Whitebark Pine (Pinus albicaulis).—Very difficult to distinguish from limber pine, although needles are more rigid and slightly curved. Needles are from 1½ to 2½ inches long. Cones are from 1½ to 3 inches long and of a dark purple color. The bark is chalky-white. This tree is found at elevations of from 8,500 to 10,000 feet, or slightly above the limber pine. It is not as important for commercial use as are the other pines.
Lodgepole Pine (Pinus contorta).—Needles are 1½ to 2 inches long, yellow-green, growing in bundles of two. Bark is thin. Cones are one-sided, 1½ to 2 inches long, and cling to the branches for years without opening or dropping their seeds. Cone scales are armed with short spines. This species is used mostly for railroad ties, mine props, and telephone poles.

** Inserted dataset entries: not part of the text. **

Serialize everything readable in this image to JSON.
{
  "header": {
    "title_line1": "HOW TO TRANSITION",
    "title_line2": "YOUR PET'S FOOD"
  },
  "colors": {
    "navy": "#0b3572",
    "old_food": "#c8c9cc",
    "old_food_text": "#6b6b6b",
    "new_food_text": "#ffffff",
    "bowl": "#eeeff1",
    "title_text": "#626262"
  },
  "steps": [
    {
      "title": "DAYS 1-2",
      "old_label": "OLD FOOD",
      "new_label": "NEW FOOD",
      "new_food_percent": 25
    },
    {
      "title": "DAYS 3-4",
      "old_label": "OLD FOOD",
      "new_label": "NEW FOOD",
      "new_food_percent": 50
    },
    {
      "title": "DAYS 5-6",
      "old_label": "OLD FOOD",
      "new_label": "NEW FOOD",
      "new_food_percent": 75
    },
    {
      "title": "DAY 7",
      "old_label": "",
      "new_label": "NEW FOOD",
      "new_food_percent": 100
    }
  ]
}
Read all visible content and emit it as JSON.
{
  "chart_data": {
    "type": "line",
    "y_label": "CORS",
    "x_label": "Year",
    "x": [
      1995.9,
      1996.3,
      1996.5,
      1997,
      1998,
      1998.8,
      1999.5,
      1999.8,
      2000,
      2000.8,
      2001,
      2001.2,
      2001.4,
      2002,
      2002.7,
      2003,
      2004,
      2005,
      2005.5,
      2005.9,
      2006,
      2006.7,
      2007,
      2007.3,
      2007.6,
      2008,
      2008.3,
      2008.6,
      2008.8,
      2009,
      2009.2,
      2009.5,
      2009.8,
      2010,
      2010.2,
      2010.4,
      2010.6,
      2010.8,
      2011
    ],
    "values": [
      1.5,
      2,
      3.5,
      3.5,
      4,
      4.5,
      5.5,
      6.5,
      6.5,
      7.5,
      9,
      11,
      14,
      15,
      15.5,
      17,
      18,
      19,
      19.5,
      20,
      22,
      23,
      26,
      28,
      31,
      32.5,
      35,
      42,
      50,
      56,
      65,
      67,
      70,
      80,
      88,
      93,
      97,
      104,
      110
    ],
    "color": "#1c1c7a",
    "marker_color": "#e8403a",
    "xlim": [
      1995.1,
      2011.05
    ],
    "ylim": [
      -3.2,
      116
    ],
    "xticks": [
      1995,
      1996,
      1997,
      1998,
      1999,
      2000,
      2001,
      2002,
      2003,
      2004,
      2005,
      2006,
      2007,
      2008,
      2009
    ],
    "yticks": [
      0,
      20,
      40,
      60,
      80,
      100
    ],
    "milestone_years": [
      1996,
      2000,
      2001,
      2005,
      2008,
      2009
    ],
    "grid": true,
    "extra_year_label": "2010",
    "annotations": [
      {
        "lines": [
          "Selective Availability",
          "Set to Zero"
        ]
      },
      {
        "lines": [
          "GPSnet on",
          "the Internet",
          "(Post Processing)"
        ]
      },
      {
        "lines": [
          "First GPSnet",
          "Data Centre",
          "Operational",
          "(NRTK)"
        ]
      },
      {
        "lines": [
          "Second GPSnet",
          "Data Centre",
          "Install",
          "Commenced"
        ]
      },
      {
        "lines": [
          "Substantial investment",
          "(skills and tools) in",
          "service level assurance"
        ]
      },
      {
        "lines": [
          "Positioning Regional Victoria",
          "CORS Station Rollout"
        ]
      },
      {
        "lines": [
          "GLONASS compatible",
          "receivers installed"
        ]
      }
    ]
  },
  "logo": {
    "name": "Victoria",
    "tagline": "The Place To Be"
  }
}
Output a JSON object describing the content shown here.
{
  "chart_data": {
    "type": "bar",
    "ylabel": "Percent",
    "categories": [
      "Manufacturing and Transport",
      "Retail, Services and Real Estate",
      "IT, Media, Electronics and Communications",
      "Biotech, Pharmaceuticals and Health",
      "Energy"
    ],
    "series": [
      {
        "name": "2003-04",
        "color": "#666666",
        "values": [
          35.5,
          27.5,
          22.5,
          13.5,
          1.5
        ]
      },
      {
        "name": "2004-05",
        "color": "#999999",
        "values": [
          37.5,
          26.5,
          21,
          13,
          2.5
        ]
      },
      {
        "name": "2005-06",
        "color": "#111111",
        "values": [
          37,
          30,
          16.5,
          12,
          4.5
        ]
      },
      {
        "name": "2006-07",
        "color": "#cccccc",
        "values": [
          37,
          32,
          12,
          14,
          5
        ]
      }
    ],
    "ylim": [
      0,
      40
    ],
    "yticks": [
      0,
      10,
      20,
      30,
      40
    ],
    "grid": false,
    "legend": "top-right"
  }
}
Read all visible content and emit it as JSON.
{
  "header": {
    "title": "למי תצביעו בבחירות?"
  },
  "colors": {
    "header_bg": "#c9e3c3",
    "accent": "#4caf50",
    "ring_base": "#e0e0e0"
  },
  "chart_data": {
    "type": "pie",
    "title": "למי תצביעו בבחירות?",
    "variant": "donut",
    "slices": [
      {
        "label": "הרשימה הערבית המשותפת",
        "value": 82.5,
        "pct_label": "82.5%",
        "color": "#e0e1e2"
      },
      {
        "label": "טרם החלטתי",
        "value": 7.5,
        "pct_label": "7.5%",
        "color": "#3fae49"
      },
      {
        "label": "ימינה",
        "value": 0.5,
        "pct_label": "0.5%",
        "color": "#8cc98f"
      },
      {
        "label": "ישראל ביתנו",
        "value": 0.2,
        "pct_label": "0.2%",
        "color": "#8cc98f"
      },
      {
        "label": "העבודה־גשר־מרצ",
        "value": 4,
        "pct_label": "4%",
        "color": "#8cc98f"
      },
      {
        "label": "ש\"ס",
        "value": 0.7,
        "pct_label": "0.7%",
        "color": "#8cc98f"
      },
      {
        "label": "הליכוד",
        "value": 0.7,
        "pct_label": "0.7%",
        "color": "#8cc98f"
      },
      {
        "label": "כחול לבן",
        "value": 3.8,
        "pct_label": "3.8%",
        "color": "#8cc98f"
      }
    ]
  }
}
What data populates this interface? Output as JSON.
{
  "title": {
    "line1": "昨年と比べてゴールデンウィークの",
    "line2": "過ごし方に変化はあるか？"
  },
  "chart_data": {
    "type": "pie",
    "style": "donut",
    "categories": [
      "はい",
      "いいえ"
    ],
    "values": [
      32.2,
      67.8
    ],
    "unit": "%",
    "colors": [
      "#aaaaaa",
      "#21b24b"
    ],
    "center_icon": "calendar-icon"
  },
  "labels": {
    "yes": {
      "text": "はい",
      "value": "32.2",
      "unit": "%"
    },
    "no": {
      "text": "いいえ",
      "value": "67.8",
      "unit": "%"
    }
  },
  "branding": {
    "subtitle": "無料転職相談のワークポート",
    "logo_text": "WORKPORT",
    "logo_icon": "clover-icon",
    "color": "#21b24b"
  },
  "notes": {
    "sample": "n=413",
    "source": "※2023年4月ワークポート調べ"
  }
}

SPRUCES.—Spruces have sharp-pointed, four-sided needles scattered over the twigs singly, leaving twigs rough like a grater when they fall off. There is only one spruce on the Shoshone Forest.
Engelmann Spruce (Picea engelmanni).—The new-growth twigs are covered with soft, short hair. Needles are less rigid and less sharply pointed than those of blue spruce, green, dark blue, or pale steel-blue. Cones are 1 to 2 inches long. Bark is dark, reddish brown, and separates in the form of small, rounded scales. Main trunk, in contrast to blue spruce, is smooth and clean.
FIRS.—Needles are blunt, flat, and soft to the touch, without any stem where they join branches. They leave flat, round scars when they fall off in contrast to short stubs left by spruce on twigs. Cones, unlike those of other species, stand erect. In the fall, the cones fall to pieces and leave only spikes on the branch. Buds are blunt and pitchy. Blisters, containing liquid pitch or balsam, are scattered over the smooth bark.
Alpine Fir (Abies lasiocarpa).—Leaves are flat, 1 to 1¾ inch long, without any stem where they join the branches. Needles tend to turn upward. Cones are 2½ to 4 inches long, dark purple. The bark is gray and smooth, except in older parts of the tree where it is broken into ridges. Tree has a sharp, spirelike crown. It usually grows mixed with Engelmann spruce.
DOUGLAS FIR (Pseudotsuga taxifolia).—Although similar in name, this species has no direct relationship to the true fir. Its leaves are flat, ¾ to 1½ inches long, with short stems that join them to the branches. Cones are pendent, with three-pronged bracts protruding from the cone scales; they are persistent and fall off the tree whole. Buds are sharp-pointed, shiny, smooth, red brown.
CEDARS.—Rocky Mountain Red Cedar (Juniperus scopulorum).—The berries are about the size of peas, the bark is scaly, the twigs are slender and graceful, and the heartwood is red. The species is distinguished from the one-seed juniper in that its berry usually has two seeds and is bluish or black. The berries mature in 2 years.
BROADLEAF TREES.—Aspen (Populus tremuloides).—Aspens are commonly called “quaking aspens” or “quakers.” The flat, nearly heart-shaped leaves are about 2 inches across; they tremble characteristically in a breeze. The bark is whitish or very pale green, smooth with black scars where branches have dropped off. The trees rarely grow more than 50 feet high.
Narrowleaf Cottonwood (Populus augustifolia).—This is usually a tall tree, 40 to 60 feet high. The bark is dark gray, heavily ridged half or two-thirds of the way up the tree; above that, smooth and pale green. The leaves are ½ inch to 1 inch wide by 2 or 3 inches long, very similar to willow leaves. The species is usually found along streams at lower elevations.